Anne Wafula Strike MBE, provides a personal example of courage, commitment and determination that challenges misconceptions about disability, ableism and race. Athlete, sporting ambassador, author and disability rights and inclusion campaigner, Anne inspires achievement and excellence across a broad range of life situations through advocacy and lobbying government and policy makers.
Anne is a Paralympian wheelchair racer and a Tough Mudder conqueror who demonstrate that it’s possible to break down barriers. She is the first black personality to serve on a government funded sports Board in the UK. She’s a NED on UK Athletics, Active Essex and British, Princes Alexandra Hospital and the British Paralympic Association, and a Trustee of Sports Chaplaincy UK. Anne is one of the Purple4Polio campaign ambassadors to help Rotary rid the world of the crippling disease. In 2020 she was appointed as a Commonwealth special envoy Champion for Equality in Sports with a role to promote the Commonwealth’s values and principles around the world by connecting sporting initiatives and supporting the implementation of SDGs relating to sport, peace and development and improving equality in sport.

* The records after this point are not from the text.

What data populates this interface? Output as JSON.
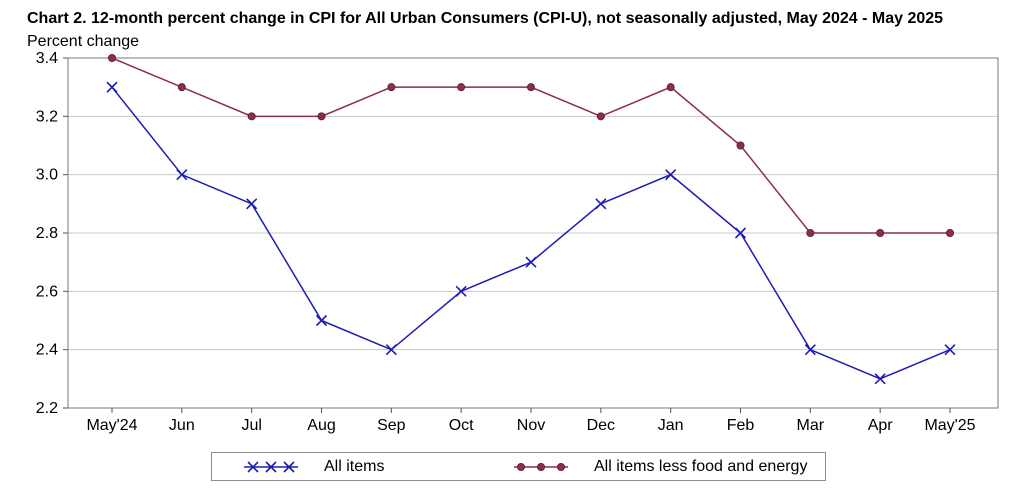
{
  "chart_data": {
    "type": "line",
    "title": "Chart 2. 12-month percent change in CPI for All Urban Consumers (CPI-U), not seasonally adjusted, May 2024 - May 2025",
    "ylabel": "Percent change",
    "xlabel": "",
    "categories": [
      "May'24",
      "Jun",
      "Jul",
      "Aug",
      "Sep",
      "Oct",
      "Nov",
      "Dec",
      "Jan",
      "Feb",
      "Mar",
      "Apr",
      "May'25"
    ],
    "ylim": [
      2.2,
      3.4
    ],
    "yticks": [
      "2.2",
      "2.4",
      "2.6",
      "2.8",
      "3.0",
      "3.2",
      "3.4"
    ],
    "grid": true,
    "legend_position": "bottom",
    "series": [
      {
        "name": "All items",
        "marker": "x",
        "color": "#1c1cb4",
        "values": [
          3.3,
          3.0,
          2.9,
          2.5,
          2.4,
          2.6,
          2.7,
          2.9,
          3.0,
          2.8,
          2.4,
          2.3,
          2.4
        ]
      },
      {
        "name": "All items less food and energy",
        "marker": "circle",
        "color": "#8b2e4a",
        "values": [
          3.4,
          3.3,
          3.2,
          3.2,
          3.3,
          3.3,
          3.3,
          3.2,
          3.3,
          3.1,
          2.8,
          2.8,
          2.8
        ]
      }
    ]
  }
}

She continues to advocate for an accessible and inclusive society. She holds a B.Ed. (Hons) degree and supports various not-for-profit organizations both at national and international level. As the first Action on Disability and Development goodwill ambassador, she successfully supported and help during the campaign for nations to ratify the UN Convention on the “Rights and Dignity of Persons with Disabilities” and she’s a lobbyist at International Parliamentary Conferences on Millennium Development Goals.
In 2010 Harper Collins published her Autobiography ‘In My Dreams I Dance’. In 2014 she was awarded an MBE by The Queen for services to Charity and Disability Sport. Anne continues to lobby to further the interests of disabled people in the UK and developing nations.